Page 111 - The Story of My Lif
P. 111
In the country one sees only Nature’s fair works, and one’s soul is not saddened
by the cruel struggle for mere existence that goes on in the crowded city. Several
times I have visited the narrow, dirty streets where the poor live, and I grow hot
and indignant to think that good people should be content to live in fine houses
and become strong and beautiful, while others are condemned to live in hideous,
sunless tenements and grow ugly, withered and cringing. The children who
crowd these grimy alleys, half-clad and underfed, shrink away from your
outstretched hand as if from a blow. Dear little creatures, they crouch in my heart
and haunt me with a constant sense of pain. There are men and women, too, all
gnarled and bent out of shape. I have felt their hard, rough hands and realized
what an endless struggle their existence must be—no more than a series of
scrimmages, thwarted attempts to do something. Their life seems an immense
disparity between effort and opportunity. The sun and the air are God’s free gifts
to all we say, but are they so? In yonder city’s dingy alleys the sun shines not,
and the air is foul. Oh, man, how dost thou forget and obstruct thy brother man,
and say, “Give us this day our daily bread,” when he has none!
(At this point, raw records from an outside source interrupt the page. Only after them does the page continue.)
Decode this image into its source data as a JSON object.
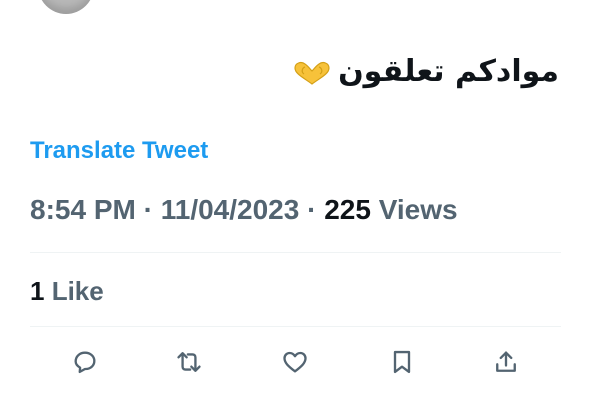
{
  "tweet": {
    "text": "موادكم تعلقون",
    "emoji_icon": "heart-hands-icon"
  },
  "translate": {
    "label": "Translate Tweet"
  },
  "meta": {
    "time": "8:54 PM",
    "separator": "·",
    "date": "11/04/2023",
    "views_count": "225",
    "views_label": "Views"
  },
  "engagement": {
    "likes_count": "1",
    "likes_label": "Like"
  },
  "actions": [
    {
      "name": "reply",
      "icon": "comment-icon"
    },
    {
      "name": "retweet",
      "icon": "retweet-icon"
    },
    {
      "name": "like",
      "icon": "heart-icon"
    },
    {
      "name": "bookmark",
      "icon": "bookmark-icon"
    },
    {
      "name": "share",
      "icon": "share-icon"
    }
  ],
  "colors": {
    "link": "#1d9bf0",
    "text_primary": "#0f1419",
    "text_secondary": "#536471",
    "divider": "#eff3f4",
    "emoji": "#f7c23a"
  }
}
Oh, would that
men would leave the city, its splendour and its tumult and its gold, and return to
wood and field and simple, honest living! Then would their children grow stately
as noble trees, and their thoughts sweet and pure as wayside flowers. It is
impossible not to think of all this when I return to the country after a year of
work in town.
What a joy it is to feel the soft, springy earth under my feet once more, to follow
grassy roads that lead to ferny brooks where I can bathe my fingers in a cataract
of rippling notes, or to clamber over a stone wall into green fields that tumble
and roll and climb in riotous gladness!
Next to a leisurely walk I enjoy a “spin” on my tandem bicycle.
It is splendid to feel the wind blowing in my face and the springy motion of my
iron steed. The rapid rush through the air gives me a delicious sense of strength
and buoyancy, and the exercise makes my pulses dance and my heart sing.